# Derek going nuts



## psych (Nov 26, 2013)

Derek Kendall And His Squatting Power! | Powerlifting Watch


----------



## Ironbuilt (Nov 26, 2013)

Derek is an animal. Plain and simple!!

Hey psyche how do you like those knee sleeves on that site brutha? I need to take  my squats up a notch and my plumbers knees need a bump. Help a brutha out .. Thks..


----------



## psych (Nov 26, 2013)

Ironbuilt said:


> Derek is an animal. Plain and simple!!
> 
> Hey psyche how do you like those knee sleeves on that site brutha? I need to take  my squats up a notch and my plumbers knees need a bump. Help a brutha out .. Thks..



Knee sleeves are not my thing.  They are a bitch to clean and I'm built in a way it's hard to get a good fit.  I'm old school....I use a LOOSE pair of Ace bandages.  By loose I mean you can wrap your knee and :
1. Not lose circulation
2. Fit your fingers between the wraps with no problem 
3. Just leave them on and they keep you warm.
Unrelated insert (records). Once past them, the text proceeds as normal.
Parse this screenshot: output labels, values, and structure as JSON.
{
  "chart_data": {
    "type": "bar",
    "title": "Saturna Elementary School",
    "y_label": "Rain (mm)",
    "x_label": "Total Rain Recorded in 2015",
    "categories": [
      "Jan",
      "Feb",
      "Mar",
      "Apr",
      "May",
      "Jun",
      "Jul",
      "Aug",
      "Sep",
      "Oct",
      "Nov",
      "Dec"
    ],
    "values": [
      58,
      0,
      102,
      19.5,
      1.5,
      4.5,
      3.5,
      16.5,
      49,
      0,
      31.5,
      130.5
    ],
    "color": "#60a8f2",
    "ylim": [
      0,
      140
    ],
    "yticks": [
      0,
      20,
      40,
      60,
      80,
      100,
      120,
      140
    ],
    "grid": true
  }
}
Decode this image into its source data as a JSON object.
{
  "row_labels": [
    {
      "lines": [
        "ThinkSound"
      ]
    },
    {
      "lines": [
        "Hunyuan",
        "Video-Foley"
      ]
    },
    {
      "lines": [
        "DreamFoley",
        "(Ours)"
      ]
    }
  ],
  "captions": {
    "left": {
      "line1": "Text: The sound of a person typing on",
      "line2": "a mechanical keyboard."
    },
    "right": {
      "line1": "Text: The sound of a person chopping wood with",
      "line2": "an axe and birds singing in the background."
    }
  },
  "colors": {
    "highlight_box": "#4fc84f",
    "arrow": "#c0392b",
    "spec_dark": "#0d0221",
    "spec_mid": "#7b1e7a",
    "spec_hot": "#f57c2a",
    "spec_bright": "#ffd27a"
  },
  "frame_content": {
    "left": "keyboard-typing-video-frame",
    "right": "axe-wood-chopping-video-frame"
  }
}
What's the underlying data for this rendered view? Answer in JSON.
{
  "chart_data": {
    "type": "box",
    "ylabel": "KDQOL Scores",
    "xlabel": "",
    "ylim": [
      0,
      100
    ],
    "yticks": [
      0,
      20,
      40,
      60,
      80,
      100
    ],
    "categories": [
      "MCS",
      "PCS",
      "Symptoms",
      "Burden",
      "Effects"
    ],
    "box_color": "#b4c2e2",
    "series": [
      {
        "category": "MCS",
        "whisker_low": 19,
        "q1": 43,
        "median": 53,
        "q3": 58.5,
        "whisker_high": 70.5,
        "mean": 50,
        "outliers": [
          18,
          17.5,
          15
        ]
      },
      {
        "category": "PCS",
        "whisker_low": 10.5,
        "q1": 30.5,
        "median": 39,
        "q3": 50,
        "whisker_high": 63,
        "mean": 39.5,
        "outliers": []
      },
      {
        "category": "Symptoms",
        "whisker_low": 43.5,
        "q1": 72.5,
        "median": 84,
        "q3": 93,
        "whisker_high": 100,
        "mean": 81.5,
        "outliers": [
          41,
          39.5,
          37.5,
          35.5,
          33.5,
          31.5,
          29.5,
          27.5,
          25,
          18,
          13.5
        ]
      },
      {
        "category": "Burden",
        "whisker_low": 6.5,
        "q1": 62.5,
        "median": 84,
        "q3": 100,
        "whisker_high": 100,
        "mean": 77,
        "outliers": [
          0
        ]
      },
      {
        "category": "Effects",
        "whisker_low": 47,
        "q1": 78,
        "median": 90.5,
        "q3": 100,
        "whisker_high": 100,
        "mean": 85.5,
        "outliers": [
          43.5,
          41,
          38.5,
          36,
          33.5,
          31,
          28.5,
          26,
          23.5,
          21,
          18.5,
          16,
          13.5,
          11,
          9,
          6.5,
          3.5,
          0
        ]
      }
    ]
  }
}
People like knee sleeves cause they are a new thing, wraps are just as good as long as you DO NOT put them on tight.  60$ knee sleeves or 20$ Ace bandages.....20$ hand down! More money for vitamin T and D!!


----------



## Ironbuilt (Nov 26, 2013)

I like your thinking brutha!  Thanks ..


----------



## ShortStop (Nov 26, 2013)

Thats insane he buried that shit amazing!


----------



## psych (Nov 27, 2013)

psych said:


> Knee sleeves are not my thing.  They are a bitch to clean and I'm built in a way it's hard to get a good fit.  I'm old school....I use a LOOSE pair of Ace bandages.  By loose I mean you can wrap your knee and :
> 1. Not lose circulation
> 2. Fit your fingers between the wraps with no problem
> 3. Just leave them on and they keep you warm.
> ...



Just hung out with Derek, they cost 70$ FYI  LOL!


----------



## feen (Nov 27, 2013)

Not to hijack psych thread but ironbuilt I'm also a plumber and squats kill my knees and I got the blue rehbands and they have been helping a lot with knee pain


----------



## turbobusa (Nov 27, 2013)

Dammit! why can't I get flash player to load so I can view . Hey Psych D says 
800 will be doable. Freaky...  This is the good stuff..  Thanks for posting . i'll figure it out for a look. Training friday? If so see you there.. T


----------



## ZEUSMORPH (Nov 28, 2013)

Very impressive! He truly is a beast!


----------